Wir haben es hier vor allem mit Raketen- und Panzermunition zu tun. Die Belastung ist extrem hoch in den meisten Bereichen, da kann man davon ausgehen, dass auf einem Quadratmeter zwei, drei Stück Munition liegen.
Ist geplant, die Lieberoser Heide weiter von Munition zu befreien?
Es gab für die Lieberoser Heide eine ganze Reihe von Ansätzen in der Vergangenheit, vor allem von der Fortsverwaltung. Da wurden verschiedene Modelle ausprobiert. So wurde beispielsweise, um die Bewirtschaftung der Flächen zu ermöglichen, zusammen mit dem Kampfmittelräumdienst das Forstwegeberäumungsprogramm gestartet. Und meines Wissens wird das bis heute in bescheidenem Umfang fortgeführt. Man darf ja die Flächengrößen nicht vergessen.

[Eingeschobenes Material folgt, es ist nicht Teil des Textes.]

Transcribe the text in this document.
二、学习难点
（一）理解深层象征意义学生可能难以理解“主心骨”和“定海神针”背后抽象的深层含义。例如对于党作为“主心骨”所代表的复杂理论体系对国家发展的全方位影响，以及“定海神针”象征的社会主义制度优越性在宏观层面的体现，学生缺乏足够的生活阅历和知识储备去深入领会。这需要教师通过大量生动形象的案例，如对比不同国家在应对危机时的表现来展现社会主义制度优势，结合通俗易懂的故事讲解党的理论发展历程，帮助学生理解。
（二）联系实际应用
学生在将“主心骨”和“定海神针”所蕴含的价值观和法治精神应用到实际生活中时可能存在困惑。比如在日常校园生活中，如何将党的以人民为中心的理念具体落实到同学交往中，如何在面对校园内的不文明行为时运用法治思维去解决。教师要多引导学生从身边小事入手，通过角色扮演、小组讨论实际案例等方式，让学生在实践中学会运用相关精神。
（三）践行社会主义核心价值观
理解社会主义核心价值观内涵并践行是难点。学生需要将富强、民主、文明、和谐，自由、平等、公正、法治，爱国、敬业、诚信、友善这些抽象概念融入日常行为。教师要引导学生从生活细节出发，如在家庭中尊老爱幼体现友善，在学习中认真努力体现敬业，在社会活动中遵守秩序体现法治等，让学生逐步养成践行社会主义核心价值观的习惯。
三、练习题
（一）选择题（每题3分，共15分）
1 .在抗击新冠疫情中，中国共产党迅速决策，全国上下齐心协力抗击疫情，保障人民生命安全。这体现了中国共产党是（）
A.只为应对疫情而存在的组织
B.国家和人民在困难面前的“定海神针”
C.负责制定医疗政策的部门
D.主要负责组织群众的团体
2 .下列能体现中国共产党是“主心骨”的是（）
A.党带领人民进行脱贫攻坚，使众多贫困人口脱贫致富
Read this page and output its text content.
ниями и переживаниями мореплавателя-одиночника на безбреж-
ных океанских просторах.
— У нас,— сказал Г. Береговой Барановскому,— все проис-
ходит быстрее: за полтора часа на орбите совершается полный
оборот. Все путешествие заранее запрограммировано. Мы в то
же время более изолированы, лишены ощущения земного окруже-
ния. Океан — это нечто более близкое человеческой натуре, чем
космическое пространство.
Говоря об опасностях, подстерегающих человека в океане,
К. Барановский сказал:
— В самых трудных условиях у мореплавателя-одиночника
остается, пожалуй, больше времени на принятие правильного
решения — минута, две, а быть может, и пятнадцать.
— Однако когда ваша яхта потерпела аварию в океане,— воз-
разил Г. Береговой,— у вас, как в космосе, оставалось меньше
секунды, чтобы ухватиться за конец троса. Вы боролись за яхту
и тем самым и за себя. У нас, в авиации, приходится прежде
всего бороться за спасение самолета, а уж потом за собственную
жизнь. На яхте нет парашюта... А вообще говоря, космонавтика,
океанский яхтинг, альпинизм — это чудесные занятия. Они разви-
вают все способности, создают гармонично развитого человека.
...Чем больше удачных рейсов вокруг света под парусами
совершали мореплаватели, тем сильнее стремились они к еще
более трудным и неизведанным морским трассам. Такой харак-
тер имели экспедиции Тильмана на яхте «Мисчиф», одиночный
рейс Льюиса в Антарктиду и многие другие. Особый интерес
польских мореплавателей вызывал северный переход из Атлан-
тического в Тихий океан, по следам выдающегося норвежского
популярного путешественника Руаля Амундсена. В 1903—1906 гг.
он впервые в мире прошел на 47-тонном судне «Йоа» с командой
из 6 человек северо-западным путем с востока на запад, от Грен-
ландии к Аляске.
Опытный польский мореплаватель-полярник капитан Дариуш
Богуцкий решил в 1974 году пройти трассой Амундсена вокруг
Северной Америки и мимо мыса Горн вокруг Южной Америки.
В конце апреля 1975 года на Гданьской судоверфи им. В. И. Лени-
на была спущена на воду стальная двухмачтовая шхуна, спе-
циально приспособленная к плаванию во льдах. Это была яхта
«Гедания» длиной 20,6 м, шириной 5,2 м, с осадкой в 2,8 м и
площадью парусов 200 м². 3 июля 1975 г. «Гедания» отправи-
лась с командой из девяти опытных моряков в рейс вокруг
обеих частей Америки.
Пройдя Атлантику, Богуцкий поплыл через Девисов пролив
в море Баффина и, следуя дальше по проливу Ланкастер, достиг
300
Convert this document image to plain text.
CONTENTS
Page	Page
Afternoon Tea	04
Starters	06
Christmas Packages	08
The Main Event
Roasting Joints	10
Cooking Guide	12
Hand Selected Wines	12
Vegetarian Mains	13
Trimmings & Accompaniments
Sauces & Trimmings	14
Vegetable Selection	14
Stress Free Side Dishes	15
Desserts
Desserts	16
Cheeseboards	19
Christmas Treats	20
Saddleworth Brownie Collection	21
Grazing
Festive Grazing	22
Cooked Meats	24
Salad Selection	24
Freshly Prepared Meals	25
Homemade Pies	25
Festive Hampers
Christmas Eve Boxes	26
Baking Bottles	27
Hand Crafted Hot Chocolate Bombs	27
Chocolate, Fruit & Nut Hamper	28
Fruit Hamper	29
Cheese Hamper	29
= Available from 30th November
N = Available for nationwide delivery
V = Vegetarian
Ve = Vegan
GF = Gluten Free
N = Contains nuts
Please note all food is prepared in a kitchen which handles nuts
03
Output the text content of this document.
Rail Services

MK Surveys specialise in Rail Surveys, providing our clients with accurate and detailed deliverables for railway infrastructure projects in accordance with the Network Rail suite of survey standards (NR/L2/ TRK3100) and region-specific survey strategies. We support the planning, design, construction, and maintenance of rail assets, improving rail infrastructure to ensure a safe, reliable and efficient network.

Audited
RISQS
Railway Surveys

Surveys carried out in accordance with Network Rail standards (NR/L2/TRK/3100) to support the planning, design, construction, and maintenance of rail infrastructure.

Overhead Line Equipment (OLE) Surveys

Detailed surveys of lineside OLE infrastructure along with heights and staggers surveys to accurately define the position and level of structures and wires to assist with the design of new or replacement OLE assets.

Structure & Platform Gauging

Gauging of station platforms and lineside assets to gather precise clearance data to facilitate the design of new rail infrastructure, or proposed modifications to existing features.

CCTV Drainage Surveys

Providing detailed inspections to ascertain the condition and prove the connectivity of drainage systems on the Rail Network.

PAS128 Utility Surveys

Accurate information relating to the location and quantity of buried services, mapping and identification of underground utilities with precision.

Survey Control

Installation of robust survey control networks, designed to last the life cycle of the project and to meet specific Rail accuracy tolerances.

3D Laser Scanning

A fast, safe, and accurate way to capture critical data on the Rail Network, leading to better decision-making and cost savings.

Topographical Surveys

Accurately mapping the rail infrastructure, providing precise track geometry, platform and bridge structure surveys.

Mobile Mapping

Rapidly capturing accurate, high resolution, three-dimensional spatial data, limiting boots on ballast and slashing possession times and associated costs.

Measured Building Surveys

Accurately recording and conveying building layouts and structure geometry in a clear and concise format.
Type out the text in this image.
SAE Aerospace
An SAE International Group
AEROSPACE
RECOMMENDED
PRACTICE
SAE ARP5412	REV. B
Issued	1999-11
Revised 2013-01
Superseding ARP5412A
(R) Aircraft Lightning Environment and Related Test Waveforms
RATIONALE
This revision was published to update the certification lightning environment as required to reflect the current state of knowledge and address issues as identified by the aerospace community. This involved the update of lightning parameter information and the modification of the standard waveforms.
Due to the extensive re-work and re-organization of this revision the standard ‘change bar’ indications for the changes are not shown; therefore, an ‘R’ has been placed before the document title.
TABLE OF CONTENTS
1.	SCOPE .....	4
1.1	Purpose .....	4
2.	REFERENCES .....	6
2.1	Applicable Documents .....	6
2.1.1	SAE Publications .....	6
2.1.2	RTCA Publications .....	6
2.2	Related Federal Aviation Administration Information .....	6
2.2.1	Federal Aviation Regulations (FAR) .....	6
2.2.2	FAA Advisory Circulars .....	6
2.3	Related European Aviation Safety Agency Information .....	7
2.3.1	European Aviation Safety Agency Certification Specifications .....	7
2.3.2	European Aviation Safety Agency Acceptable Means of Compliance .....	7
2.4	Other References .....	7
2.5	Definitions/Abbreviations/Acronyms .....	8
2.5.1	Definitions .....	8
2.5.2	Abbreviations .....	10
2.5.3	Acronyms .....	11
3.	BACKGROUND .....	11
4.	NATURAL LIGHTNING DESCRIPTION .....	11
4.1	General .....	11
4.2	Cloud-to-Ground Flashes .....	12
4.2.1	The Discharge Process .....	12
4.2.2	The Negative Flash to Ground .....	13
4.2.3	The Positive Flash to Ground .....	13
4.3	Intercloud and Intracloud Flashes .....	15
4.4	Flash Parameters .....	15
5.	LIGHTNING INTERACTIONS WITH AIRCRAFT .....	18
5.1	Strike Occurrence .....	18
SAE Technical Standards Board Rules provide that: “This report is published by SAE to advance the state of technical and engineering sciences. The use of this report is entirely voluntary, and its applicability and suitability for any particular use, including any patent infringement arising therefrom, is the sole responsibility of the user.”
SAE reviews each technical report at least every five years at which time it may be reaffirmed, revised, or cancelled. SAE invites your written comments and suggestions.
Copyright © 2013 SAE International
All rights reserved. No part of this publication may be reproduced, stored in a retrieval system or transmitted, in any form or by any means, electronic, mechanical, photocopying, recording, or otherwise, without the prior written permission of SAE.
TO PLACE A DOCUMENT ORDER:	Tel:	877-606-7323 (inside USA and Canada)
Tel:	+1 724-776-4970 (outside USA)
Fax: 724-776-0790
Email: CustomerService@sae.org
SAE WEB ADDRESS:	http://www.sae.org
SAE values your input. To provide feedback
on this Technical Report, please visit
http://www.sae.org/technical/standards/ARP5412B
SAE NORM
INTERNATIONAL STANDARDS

Ein zweites Pilotprojekt, das es da mal gab, war, im Rahmen von Baugenehmigungen für erneuerbare Energien Flächensanierungen durchzuführen. In der Regel wurden für einen Hektar Solarfläche drei Hektar saniert. Das waren Projekte, die man angestoßen hat. Einige sind dann auch am Widerstand der Bevölerung gescheitert. Es gab mal einen ganz großen Versuch, die Lieberoser Heide auf 2.400 Hektar von Kampfmitteln zu befreien. Dafür hätten 600 Hektar Solarfläche angelegt werden müssen, das ist am Widerstand der örtlichen Bevölkerung gescheitert, die ganz unterschieldiche Gründe hatte, das nicht zuzulassen.
Das ist sehr schade, weil das Modell so aussah, dass die Fläche 25 Jahre als Solarfläche genutzt wird und anschließend an die Forstverwaltung als Forstfläche zurückgegangen wäre. Aber das hat nicht geklappt, man hatte damals nicht die richtigen Argumente gefunden und auch die Politik war da nicht sehr hilfreich. Das ist sehr schade, denn sonst wäre heute schon ein weit größerer Teil von Kampfmitteln befreit.
Wie lange würde es denn dauern, die Lieberoser Heide von Munition zu beräumen?
Also neben dem Geld ist es eine Frage der Ressourcen der Kampfmittelräumfirmen. Die im Moment aufgrund der Baukonjunktur ohnehin sehr angespannte Personalsituation würde es nicht erlauben, diese Fläche sehr schnell zu beräumen. Aber darum geht es auch gar nicht. Es geht darum, eine Art Masterplan zu schaffen wie man das beispielsweise in Mecklenburg-Vorpommern jetzt geschafft hat, zusammen mit dem Bund. Wobei hier der Bund in der Lieberoser Heide kein Partner ist, weil das Areal größtenteils Landesfläche ist. Man muss also einen Masterplan schaffen, beginnend mit Brandschutzflächen und ähnlichen Dingen und dann nach und nach ausbauen. Und so ein Projekt wäre wahrscheinlich ein Generationenprojekt.
Wenn die Räumung so nicht geht, wäre es nicht sinnvoll wenigstens sichere Löschwege zu schaffen?
Das ist der erste Ansatzpunkt. Da weiß ich, dass es für Sperenberg (Anm. d. Red.: früherer russischer Militärflugplatz) beispielsweise ein erstes Projekt dazu gibt, wo man genau das so vorhat. Gemeinsam mit den Ministerien für Landwirtschaft, Umwelt und Klimaschutz und Finanzen wird man dort demnächst so ein Projekt angehen.
Kann sich Munition eigentlich auch von selbst entzünden?
Ja, es gibt unterschiedliche Munitionsarten und Munition kann sich tatsächlich unter ungünstigen Umständen selbst entzünden. Wenn aber erst einmal ein Brand entstanden ist, egal aus welchem Grund, befeuert diese Munition natürlich zusätzlich den Fortschritt des Brandes.
Wer müsste eine Beräumung bezahlen - und um welche Summen geht es?
Bezahlen muss es grundsätzlich der Steuerzahler, da es sich größtenteils um öffentliche Flächen handelt. Wobei in unserem föderalistischem System immer die Frage ist, wie die Aufteilung der Kosten zwischen Bund und Ländern sein wird. Für die Lieberoser Heide ist es aber eine Landesaufgabe. Was die Summe angeht, muss man mit einem Euro pro Quadratmeter rechnen, für die Lieberoser Heide heißt das also etwa 30 Millionen Euro.
Vielen Dank für das Gespräch!
Das Interview führte für rbb|24 Thomas Krüger.